In C#, however, I just spent about 20 minutes trying out various combinations of the keywords new, virtual, abstract, and override in the base and inheriting classes until I finally got the right combination which does this simple cascading override pattern.
So even those the code below works the way I want it, these added keywords suggest to me that C# can do much more with abstract classes. I've looked up examples of these keywords and understand basically what they do, but still can't imagine a real scenario in which I would use them other than this simple "cascading override" pattern. What are some real world ways that you implement these keywords in your day-to-day programming?
code that works:
using System;
namespace TestOverride23433
{
public class Program
{
static void Main(string[] args)
{
string[] dataTypeIdCodes = { "line", "wn" };
for (int index = 0; index < dataTypeIdCodes.Length; index++)
{
DataType dataType = DataType.Create(dataTypeIdCodes[index]);
Console.WriteLine(dataType.GetBuildItemBlock());
}
Console.ReadLine();
}
}
public abstract class DataType
{
public static DataType Create(string dataTypeIdCode)
{
switch (dataTypeIdCode)
{
case "line":
return new DataTypeLine();
case "wn":
return new DataTypeWholeNumber();
default:
return null;
}
}
//must be defined as virtual
public virtual string GetBuildItemBlock()
{
return "GetBuildItemBlock executed in the default datatype class";
}
}
public class DataTypeLine : DataType
{
public DataTypeLine()
{
Console.WriteLine("DataTypeLine just created.");
}
}
public class DataTypeWholeNumber : DataType
{
public DataTypeWholeNumber()
{
Console.WriteLine("DataTypeWholeNumber just created.");
}
//new public override string GetBuildItemBlock() //base method is erroneously executed
//public override string GetBuildItemBlock() //gets error "cannot override inherited member because it is not marked virtual, abstract, or override"

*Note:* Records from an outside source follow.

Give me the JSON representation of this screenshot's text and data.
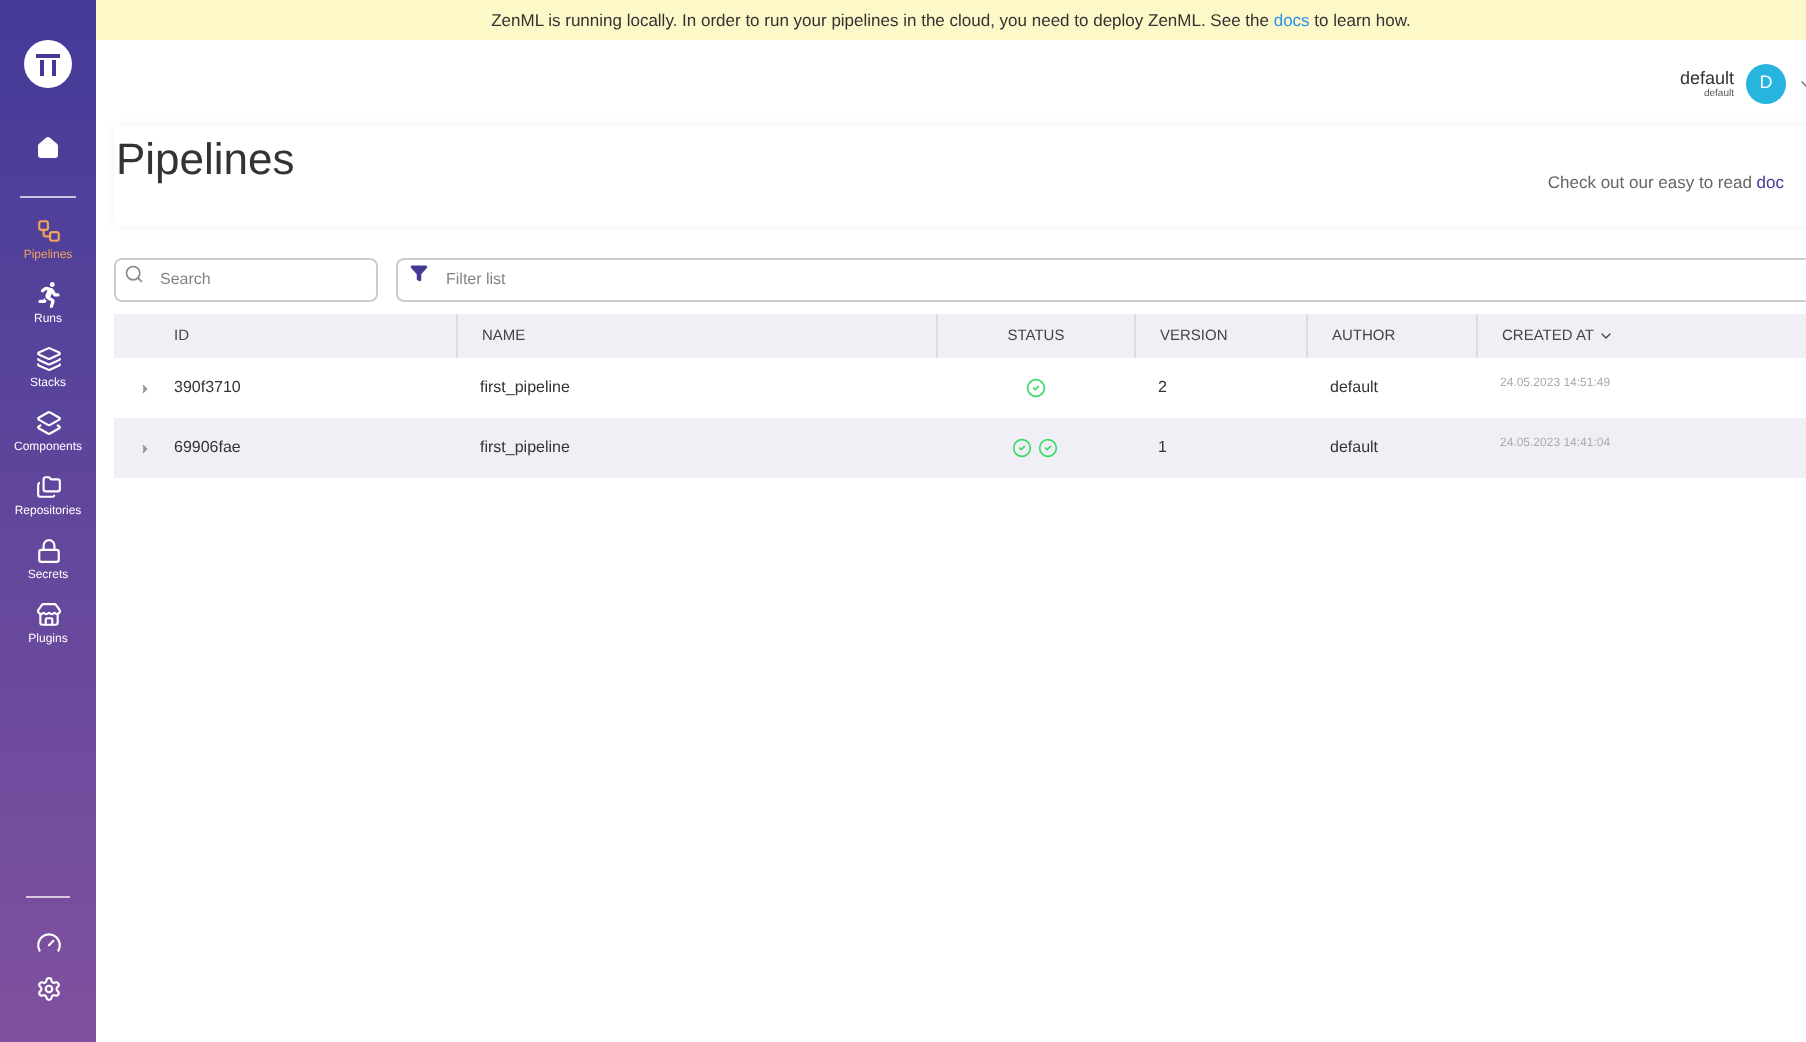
{
  "banner": {
    "before": "ZenML is running locally. In order to run your pipelines in the cloud, you need to deploy ZenML. See the ",
    "link": "docs",
    "after": " to learn how."
  },
  "sidebar": {
    "items": [
      {
        "label": "Pipelines",
        "kind": "pipelines",
        "selected": true
      },
      {
        "label": "Runs",
        "kind": "runs",
        "selected": false
      },
      {
        "label": "Stacks",
        "kind": "stacks",
        "selected": false
      },
      {
        "label": "Components",
        "kind": "components",
        "selected": false
      },
      {
        "label": "Repositories",
        "kind": "repositories",
        "selected": false
      },
      {
        "label": "Secrets",
        "kind": "secrets",
        "selected": false
      },
      {
        "label": "Plugins",
        "kind": "plugins",
        "selected": false
      }
    ]
  },
  "user": {
    "name": "default",
    "workspace": "default",
    "initial": "D"
  },
  "page": {
    "title": "Pipelines",
    "hint": "Check out our easy to read ",
    "hint_link": "doc"
  },
  "search": {
    "placeholder": "Search"
  },
  "filter": {
    "placeholder": "Filter list"
  },
  "table": {
    "columns": [
      "ID",
      "NAME",
      "STATUS",
      "VERSION",
      "AUTHOR",
      "CREATED AT"
    ],
    "rows": [
      {
        "id": "390f3710",
        "name": "first_pipeline",
        "statuses": [
          {
            "kind": "completed"
          }
        ],
        "version": "2",
        "author": "default",
        "created_at": "24.05.2023 14:51:49"
      },
      {
        "id": "69906fae",
        "name": "first_pipeline",
        "statuses": [
          {
            "kind": "completed"
          },
          {
            "kind": "completed"
          }
        ],
        "version": "1",
        "author": "default",
        "created_at": "24.05.2023 14:41:04"
      }
    ]
  }
}
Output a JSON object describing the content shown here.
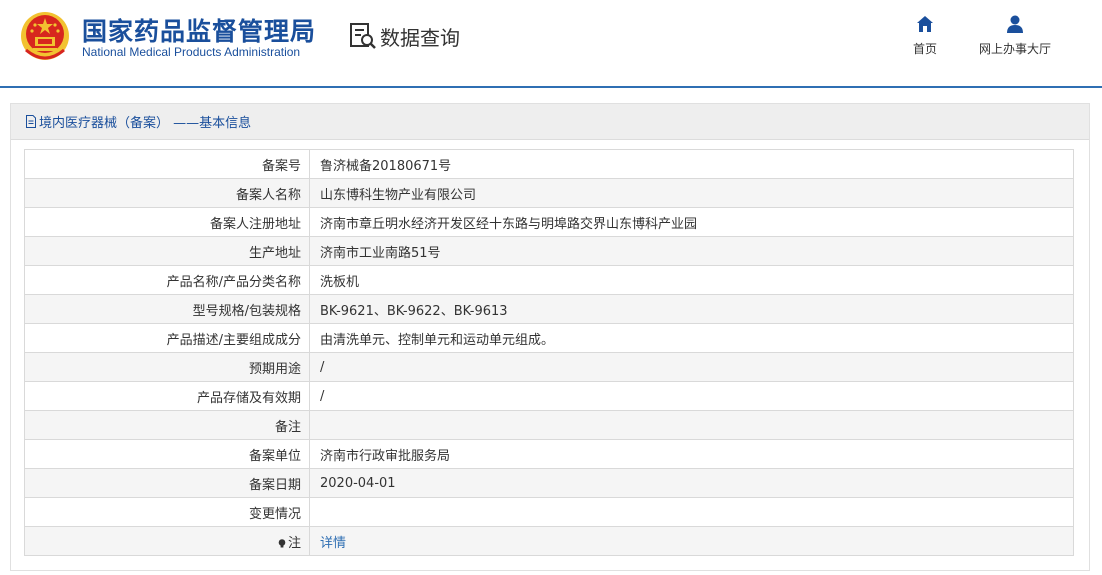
{
  "header": {
    "org_name_cn": "国家药品监督管理局",
    "org_name_en": "National Medical Products Administration",
    "query_label": "数据查询",
    "nav": {
      "home_label": "首页",
      "hall_label": "网上办事大厅"
    }
  },
  "panel": {
    "title": "境内医疗器械（备案） ——基本信息"
  },
  "record": {
    "rows": [
      {
        "label": "备案号",
        "value": "鲁济械备20180671号"
      },
      {
        "label": "备案人名称",
        "value": "山东博科生物产业有限公司"
      },
      {
        "label": "备案人注册地址",
        "value": "济南市章丘明水经济开发区经十东路与明埠路交界山东博科产业园"
      },
      {
        "label": "生产地址",
        "value": "济南市工业南路51号"
      },
      {
        "label": "产品名称/产品分类名称",
        "value": "洗板机"
      },
      {
        "label": "型号规格/包装规格",
        "value": "BK-9621、BK-9622、BK-9613"
      },
      {
        "label": "产品描述/主要组成成分",
        "value": "由清洗单元、控制单元和运动单元组成。"
      },
      {
        "label": "预期用途",
        "value": "/"
      },
      {
        "label": "产品存储及有效期",
        "value": "/"
      },
      {
        "label": "备注",
        "value": ""
      },
      {
        "label": "备案单位",
        "value": "济南市行政审批服务局"
      },
      {
        "label": "备案日期",
        "value": "2020-04-01"
      },
      {
        "label": "变更情况",
        "value": ""
      }
    ],
    "note_label": "注",
    "detail_link": "详情"
  },
  "colors": {
    "brand_blue": "#1a4f9c",
    "link_blue": "#2f6fb3",
    "emblem_red": "#d7261e",
    "emblem_gold": "#f2c230"
  },
  "icons": {
    "emblem": "national-emblem-icon",
    "query": "data-query-icon",
    "home": "home-icon",
    "user": "user-icon",
    "doc": "document-icon",
    "note": "bulb-icon"
  }
}
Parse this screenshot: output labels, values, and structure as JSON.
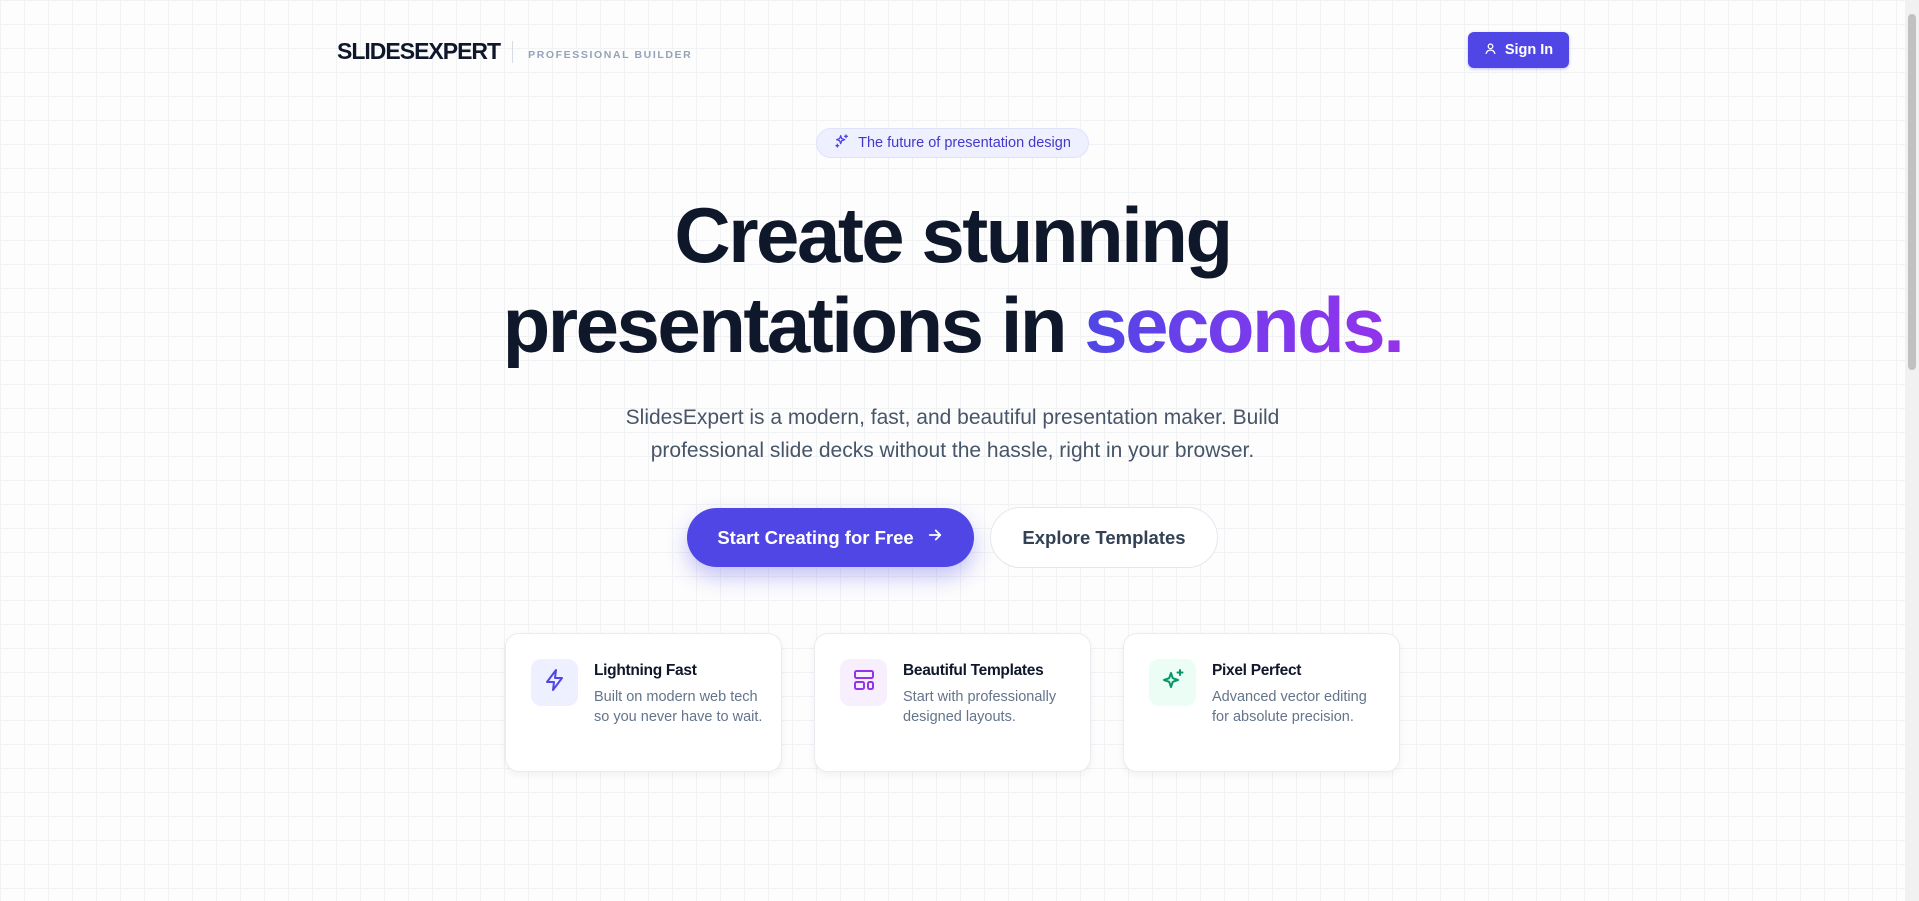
{
  "header": {
    "logo": "SLIDESEXPERT",
    "tagline": "PROFESSIONAL BUILDER",
    "signin_label": "Sign In",
    "signin_icon": "user-icon"
  },
  "badge": {
    "icon": "sparkles-icon",
    "text": "The future of presentation design"
  },
  "hero": {
    "title_line1": "Create stunning",
    "title_line2_prefix": "presentations in ",
    "title_accent": "seconds.",
    "subtitle_line1": "SlidesExpert is a modern, fast, and beautiful presentation maker. Build",
    "subtitle_line2": "professional slide decks without the hassle, right in your browser."
  },
  "cta": {
    "primary_label": "Start Creating for Free",
    "primary_icon": "arrow-right-icon",
    "secondary_label": "Explore Templates"
  },
  "features": [
    {
      "title": "Lightning Fast",
      "description": "Built on modern web tech so you never have to wait.",
      "icon": "lightning-icon",
      "color": "#4f46e5",
      "bg": "#eef0ff"
    },
    {
      "title": "Beautiful Templates",
      "description": "Start with professionally designed layouts.",
      "icon": "layout-template-icon",
      "color": "#9333ea",
      "bg": "#f7eefe"
    },
    {
      "title": "Pixel Perfect",
      "description": "Advanced vector editing for absolute precision.",
      "icon": "sparkles-icon",
      "color": "#059669",
      "bg": "#ecfdf5"
    }
  ],
  "colors": {
    "brand": "#4f46e5",
    "accent_purple": "#9333ea",
    "text_dark": "#0f172a",
    "text_muted": "#64748b"
  }
}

public override string GetBuildItemBlock()
{
return "GetBuildItemBlock executed in the WHOLENUMBER class.";
}
}
}
virtual/override is the core polymorphism pair; sounds like you've already cracked these
abstract is like virtual, but there is no sensible base implementation; use-cases: perhaps a Stream, where it is necessary for the actual implementation to do something with the bytes. This forces the class to be abstract
new should usually be avoided; it breaks polymorphism... the most common case is to re-expose with a more specific signature / return-type (perhaps in a sealed class, since it doesn't get prettier up the chain...) - see SqlConnection.CreateCommand (vs DbConnection.CreateCommand), or (perhaps more notably) IEnumerator<T>.Current (vs IEnumerator.Current)
It appears you have already figured out virtual and override from your example, so:
'abstract' can also be applied on members instead of 'virtual', in which case you do not specify an implementation for the method (';' directly after the signature). This forces all concrete descendants to implement the method.
'new' has nothing to do with inheritance, but can instead be used in a descendant class on a member to hide a member in the base class that has the exact same signature.
In a nutshell ;)
Further to the other answers.
Overrride for when you wish to allow child classes to perform their own processing, no processing or even just call the parent class processing for a function. An override or virtual function does not have to be implemented in descendent classes.
Abstract when you don't wish to perform any processing in your base class but want that method to be implemented by any inheriting class. (Best when the inheriting class behaviour can differ drastically). If a class contains nothing but abstract methods then it is effectively an interface type. A function specified as abstract MUST be implemented in the child class (the compiler will throw an error if not).